I watched the Republican candidates' debate the other night on Fox News, and my conclusion is that I don't need to see any more of them. The entertainment value of these telecasts has dissipated, and their political importance is evaporating very quickly.
The name of the game Monday night (MLK Day) was for each candidate to try to one-up the others by showing he was more "conservative"--in the South Carolina context, this meant more militaristic, more xenophobic, lower on taxes for their flat rates, cutting more from government assistance programs, putting responsibilities and authorities with states rather than the Federal government. Everyone except Ron Paul joined in the game at every opportunity, and the large, vocal crowd applauded the red meat being thrown out to it.
Mitt Romney, with a big opportunity to exploit his opponents' divisions, win a plurality in South Carolina, and get an even stronger hold on the lead for the nomination, generally showed himself willing to match his most rabid opponents. A good example was his flat refusal to consider negotiations with the Taliban. As President, he will no doubt see things differently, but in SC it was more politic to refute his foreign policy advisor's position (he blamed it on VP Biden and ignored his advisor's position stated in the question) and stick with a determination to fight and eliminate them (something well beyond our capability).
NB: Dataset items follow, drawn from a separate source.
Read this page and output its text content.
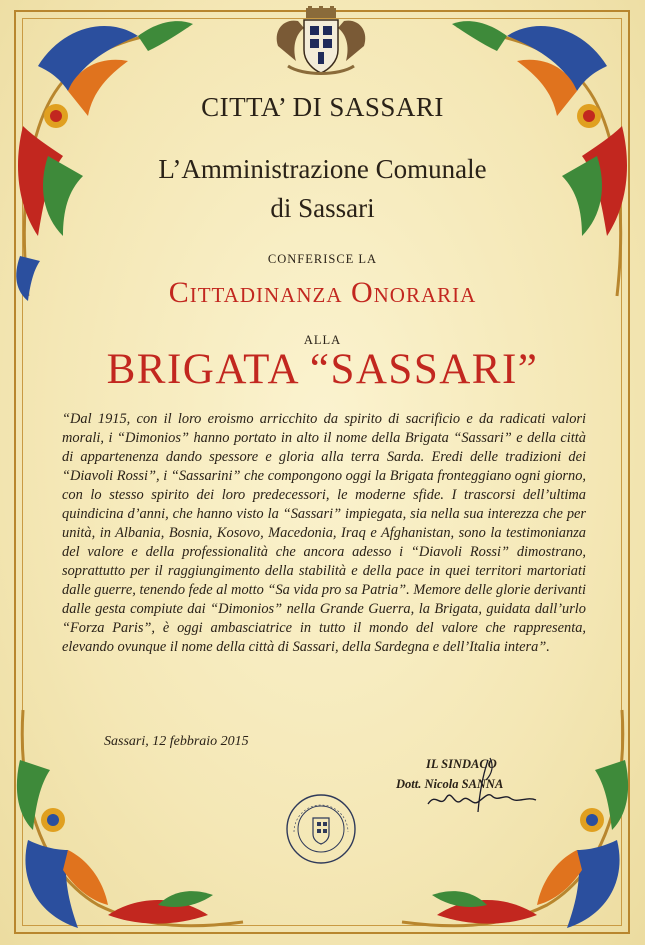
CITTA’ DI SASSARI
L’Amministrazione Comunale
di Sassari
CONFERISCE LA
Cittadinanza Onoraria
ALLA
BRIGATA “SASSARI”

“Dal 1915, con il loro eroismo arricchito da spirito di sacrificio e da radicati valori morali, i “Dimonios” hanno portato in alto il nome della Brigata “Sassari” e della città di appartenenza dando spessore e gloria alla terra Sarda. Eredi delle tradizioni dei “Diavoli Rossi”, i “Sassarini” che compongono oggi la Brigata fronteggiano ogni giorno, con lo stesso spirito dei loro predecessori, le moderne sfide. I trascorsi dell’ultima quindicina d’anni, che hanno visto la “Sassari” impiegata, sia nella sua interezza che per unità, in Albania, Bosnia, Kosovo, Macedonia, Iraq e Afghanistan, sono la testimonianza del valore e della professionalità che ancora adesso i “Diavoli Rossi” dimostrano, soprattutto per il raggiungimento della stabilità e della pace in quei territori martoriati dalle guerre, tenendo fede al motto “Sa vida pro sa Patria”. Memore delle glorie derivanti dalle gesta compiute dai “Dimonios” nella Grande Guerra, la Brigata, guidata dall’urlo “Forza Paris”, è oggi ambasciatrice in tutto il mondo del valore che rappresenta, elevando ovunque il nome della città di Sassari, della Sardegna e dell’Italia intera”.

Sassari, 12 febbraio 2015
IL SINDACO
Dott. Nicola SANNA
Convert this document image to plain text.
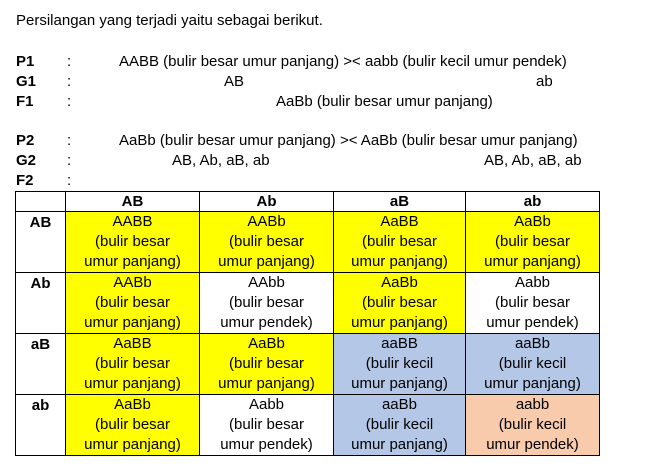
Persilangan yang terjadi yaitu sebagai berikut.
P1 :	AABB (bulir besar umur panjang) >< aabb (bulir kecil umur pendek)
G1 :	AB	ab
F1 :	AaBb (bulir besar umur panjang)
P2 :	AaBb (bulir besar umur panjang) >< AaBb (bulir besar umur panjang)
G2 :	AB, Ab, aB, ab	AB, Ab, aB, ab
F2 :
	AB	Ab	aB	ab
AB	AABB
(bulir besar
umur panjang)	AABb
(bulir besar
umur panjang)	AaBB
(bulir besar
umur panjang)	AaBb
(bulir besar
umur panjang)

Ab	AABb
(bulir besar
umur panjang)	AAbb
(bulir besar
umur pendek)	AaBb
(bulir besar
umur panjang)	Aabb
(bulir besar
umur pendek)

aB	AaBB
(bulir besar
umur panjang)	AaBb
(bulir besar
umur panjang)	aaBB
(bulir kecil
umur panjang)	aaBb
(bulir kecil
umur panjang)

ab	AaBb
(bulir besar
umur panjang)	Aabb
(bulir besar
umur pendek)	aaBb
(bulir kecil
umur panjang)	aabb
(bulir kecil
umur pendek)
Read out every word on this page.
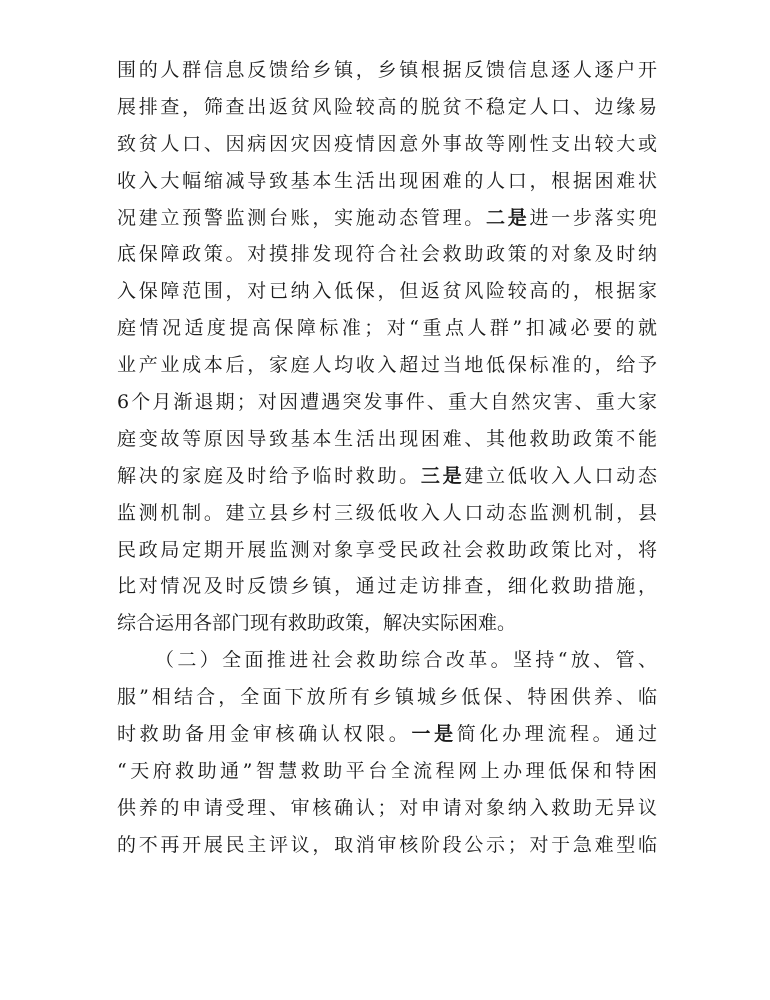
围的人群信息反馈给乡镇，乡镇根据反馈信息逐人逐户开
展排查，筛查出返贫风险较高的脱贫不稳定人口、边缘易
致贫人口、因病因灾因疫情因意外事故等刚性支出较大或
收入大幅缩减导致基本生活出现困难的人口，根据困难状
况建立预警监测台账，实施动态管理。二是进一步落实兜
底保障政策。对摸排发现符合社会救助政策的对象及时纳
入保障范围，对已纳入低保，但返贫风险较高的，根据家
庭情况适度提高保障标准；对“重点人群”扣减必要的就
业产业成本后，家庭人均收入超过当地低保标准的，给予
6个月渐退期；对因遭遇突发事件、重大自然灾害、重大家
庭变故等原因导致基本生活出现困难、其他救助政策不能
解决的家庭及时给予临时救助。三是建立低收入人口动态
监测机制。建立县乡村三级低收入人口动态监测机制，县
民政局定期开展监测对象享受民政社会救助政策比对，将
比对情况及时反馈乡镇，通过走访排查，细化救助措施，
综合运用各部门现有救助政策，解决实际困难。
（二）全面推进社会救助综合改革。坚持“放、管、
服”相结合，全面下放所有乡镇城乡低保、特困供养、临
时救助备用金审核确认权限。一是简化办理流程。通过
“天府救助通”智慧救助平台全流程网上办理低保和特困
供养的申请受理、审核确认；对申请对象纳入救助无异议
的不再开展民主评议，取消审核阶段公示；对于急难型临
He was caught out once, by Rick Santorum, advocating a tougher position on voting by felons than he actually administered as Massachusetts Governor, but that's one issue that is truly a state-administered one, so his position as President would be legally irrelevant.
Paul was certainly willing to play when it came to taxes--the others merely suggested tax reductions, but he said "why not a 0% rate?"--to service and aid reductions, and to devolution to states. He challenged the consensus and the crowd, though, on our military policy. He argued against "these undeclared wars", the huge quantity of overseas bases, and the concept that spending more on military brings improved defense of our country. His argument to apply a Golden Rule toward other nations was heckled and booed, but Paul is contributing something new to the debate of what is truly "conservative", something the national party is unwilling to consider but that many of the party faithful--and probably a growing number--will find attractive.
The worst of the worst was Rick Perry. Pandering to the evangelical base by arguing that the Obama Administration has "a war on religion" and that we can have "no space" between our policy in the Middle East and Israel's--something which is hardly going to assist us in making peace there--these things are nothing more or less than we should expect from his limited political strategy options at this point. Fox's Brett Baier threw him a poisoned piece of bait with a question about religiously-motivated violence in Turkey, and Perry went for it. He accused Turkey of being like "Islamic terrorists", questioning whether he would allow them to stay in NATO. The Muslim-baiting got by the crowd without a murmur, but the comments did not escape the notice of political forces in Turkey, one of our critical allies, a democracy, a major regional power in the Middle East and one generally having a positive influence on international affairs. Again, his pandering to the evangelicals is totally expected, but his willingness to advocate outrageous and poorly-considered policies is, once again, clear evidence that he is in over his head. Fortunately, it seems he has no chance of success in SC, and I would presume he will pull out shortly (as he did--for 12 hours or so--after his failure in Iowa).
As for the other two jokers, Newt Gingrich and Rick Santorum, there are several points to make. One is that both can be reliably expected to be "bold" in coming up with extreme positions. They are very interested in pointing that out, and they are having some success--apart from the activity of hammering away at the presumptive nominee and exposing his weaknesses. I think there is emerging the possibility of a tag-team strategy between the two which would have some hope of countering Romney, state by state: Gingrich would hammer Romney in the "Santorum states", Santorum hacks at Romney in "Gingrich states". Newt's states would be the Southern ones, Santorum's the Midwest, Rust Belt, and others where the social issues predominate. If their combined efforts--and they are very close allies, probably just couldn't agree that one should drop out in favor of the other--can keep Romney from winning most of the states by focusing the "anti-Romney, non-Paul" forces in each on a single candidate, they might be able to prevent Romney's attaining the votes for a first-ballot victory.
I don't really see that as a big success, though; either would likely be a worse President than Romney, if it came to that; from the Republicans' point of view, either would be a weaker opponent to Obama. And it would put Ron Paul in the potential role of kingmaker--it probably wouldn't work to the benefit of either Santorum or Gingrich.
In other words, I'm getting used to the idea that Romney will be the major party opponent, and I think any plausible alternative (other than fantasy scenarios like a stalemate, no candidate nominated, complete fracture in the party) would be worse. Romney has plenty of exposed weaknesses that make him look very much like a true successor of Bushism: his advocacy of tax reductions for the wealthy and corporations, his history of flip-flopping, his support of big government Republicanism. We don't need this charade to continue, and its ability to hold our interest is over.